Discours du Ministre d’Etat, à la cérémonie d’ouverture de la réunion de coordination de la lutte contre le trafic illicite de migrants.

A l’occasion de la réunion de coordination de la lutte contre le trafic illicite de migrants tenue à l’Hôtel Soluxe de Niamey ce vendredi 16 Mars 2018 qui a réuni les ministres de l’intérieur et des affaires étrangères des pays du G5 Sahel, des pays et institutions partenaires pour la lutte contre le trafic illicite des migrants, M. Bazoum Mohamed, ministre d’Etat, chargé de l’intérieur, de la sécurité publique, de la décentralisation et des affaires religieuses le ministère d’Etat a tenu cette importante allocution.

– Monsieur le Commissaire européen à la migration, aux Affaires intérieures et Citoyenneté 
– Messieurs les Ministres 
– Monsieur le représentant du Secrétaire Général de l’ONU
– Monsieur le représentant de la Commission de l’Union Africaine
– Monsieur le Secrétaire Général de la CENSAD ;
– Monsieur le représentant du G5 Sahel 
– Mesdames et Messieurs les Ambassadeurs ;
– Honorables invités ; 
– Mesdames et Messieurs, en vos titres, grades et qualités

Permettez moi de vous remercier tous, du fond du cœur, d’avoir bien voulu accepter de répondre favorablement à notre invitation de participer à la présente réunion consacrée à la coordination de la lutte contre le trafic illicite des migrants et la traite des êtes humains.

Votre présence à cette rencontre de Niamey témoigne de l’importance que tous nos Etats accordent à la lutte contre ce fléau pour lequel la jeunesse de la région ouest africaine paie un lourd tribut.

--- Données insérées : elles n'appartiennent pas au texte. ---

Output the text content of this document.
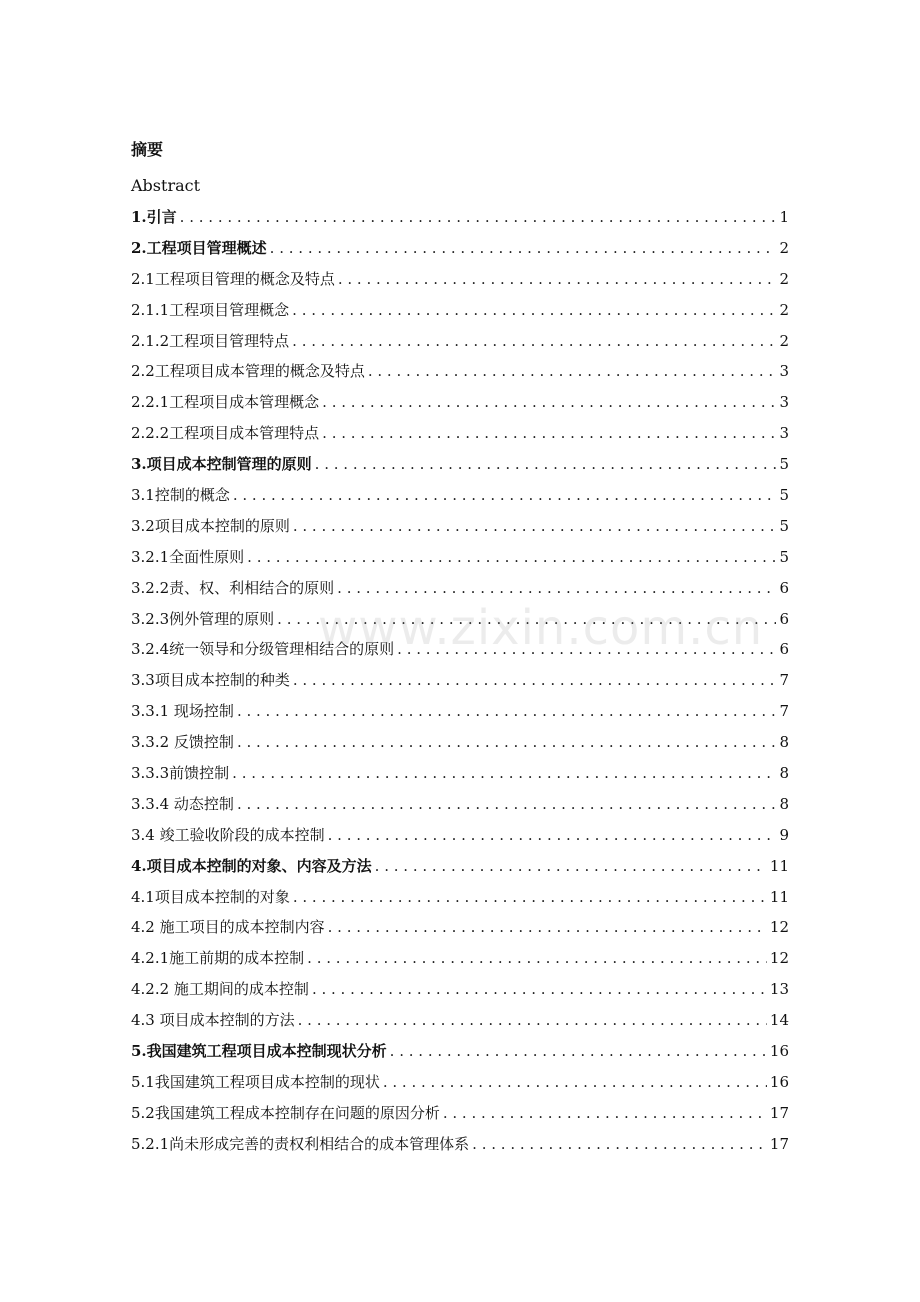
摘要
Abstract
1.引言 . . .	1
2.工程项目管理概述 . . .	2
2.1工程项目管理的概念及特点 . . .	2
2.1.1工程项目管理概念 . . .	2
2.1.2工程项目管理特点 . . .	2
2.2工程项目成本管理的概念及特点 . . .	3
2.2.1工程项目成本管理概念 . . .	3
2.2.2工程项目成本管理特点 . . .	3
3.项目成本控制管理的原则 . . .	5
3.1控制的概念 . . .	5
3.2项目成本控制的原则 . . .	5
3.2.1全面性原则 . . .	5
3.2.2责、权、利相结合的原则 . . .	6
3.2.3例外管理的原则 . . .	6
3.2.4统一领导和分级管理相结合的原则 . . .	6
3.3项目成本控制的种类 . . .	7
3.3.1 现场控制 . . .	7
3.3.2 反馈控制 . . .	8
3.3.3前馈控制 . . .	8
3.3.4 动态控制 . . .	8
3.4 竣工验收阶段的成本控制 . . .	9
4.项目成本控制的对象、内容及方法 . . .	11
4.1项目成本控制的对象 . . .	11
4.2 施工项目的成本控制内容 . . .	12
4.2.1施工前期的成本控制 . . .	12
4.2.2 施工期间的成本控制 . . .	13
4.3 项目成本控制的方法 . . .	14
5.我国建筑工程项目成本控制现状分析 . . .	16
5.1我国建筑工程项目成本控制的现状 . . .	16
5.2我国建筑工程成本控制存在问题的原因分析 . . .	17
5.2.1尚未形成完善的责权利相结合的成本管理体系 . . .	17
www.zixin.com.cn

Bienvenue donc à tous et bon séjour au Niger.

Mesdames et Messieurs,
La lutte contre le trafic illicite de migrants et la traite des êtres humains a été ces dernières années au centre de nombreuses rencontres internationales auxquelles nos différents pays ont pris part.
C’est ainsi que les 11 et 12 novembre 2015 s’est tenu un sommet international sur la migration irrégulière à la Valette à Malte qui a donné naissance au Plan d’Action Conjoint de la Valette convenu entre l’Europe et les pays africains.
Ce sujet a été aussi au centre de la déclaration conjointe adoptée à Paris le 28 août 2017 par le Niger, le Tchad, la Libye, l’Union Européenne, la France, l’Allemagne, l’Italie et l’Espagne. Cette déclaration a eu à affirmer la volonté de ces Etats à lutter contre les réseaux de passeurs afin de réduire les flux de migrations irrégulières vers l’Europe et de protéger les migrants contre les atteintes à leurs droits.
La même préoccupation a été au cœur du Sommet Union Européenne – Union Africaine tenu à Abidjan le 29 Novembre 2017 qui a adopté un plan soulignant la nécessité de renforcer la coopération entre les services de sécurité intérieure et ceux des renseignements pour lutter contre les réseaux en vue de mettre un terme aux trafics d’êtres humains et aux crimes subis par les migrants.
Les différentes rencontres du Groupe de Contact pour la Méditerranée Centrale tenues à Rome le 20 mars 2017, à Tunis le 24 juillet 2017 et à Berne le 13 novembre 2017 ont régulièrement traité de cette question avec à l’esprit de créer les conditions à même de permette d’améliorer les résultats des mesures prises pour réduire le fléau.

Mesdames et Messieurs,
De nombreux engagements pour lutter contre la migration irrégulière ont été pris lors de ces différentes rencontres.
C’est pour mettre en œuvre ces engagements que le Niger, qui assure actuellement la Présidence du G5 Sahel, a saisi cette opportunité pour organiser la présente réunion dont l’objectif est d’identifier des actions concrètes en vue de renforcer la coopération entre Etats d’origine, de transit et d’arrivée de migrants irréguliers.
A cette fin, la réunion se focalisera sur le soutien opérationnel à apporter aux pays engagés dans la lutte contre le trafic de migrants et à définir les mécanismes concrets de coopération entre les services de sécurité intérieure et les services de renseignement, avant de mettre en place un dispositif de suivi de la mise en œuvre des engagements qui en seront issus.

Mesdames et Messieurs,
Permettez moi de rappeler que, dans le cadre de la mise en œuvre des engagements qu’il a pris en matière de lutte contre le trafic illicite de migrants, mon pays a, dès juillet 2016, défini une doctrine opérationnelle visant à lutter contre la migration irrégulière à travers l’application stricte des textes relatifs à la migration.
C’est ainsi que :
– Tout étranger, fût-il ressortissant d’un pays membre de la CEDEAO entré régulièrement, lorsqu’il est pris dans un véhicule qui a quitté Agadez ou Arlit de façon frauduleuse en direction de l ’Algérie ou de la Libye perd son droit à la libre circulation au Niger. Il est intercepté et ramené à Agadez, à charge pour lui de continuer de tenter son aventure ou de rejoindre volontairement le centre de transit de l’OIM pour se faire acheminer chez lui ;

– Une procédure judiciaire est engagée contre les chauffeurs et les véhicules pris dans ces circonstances.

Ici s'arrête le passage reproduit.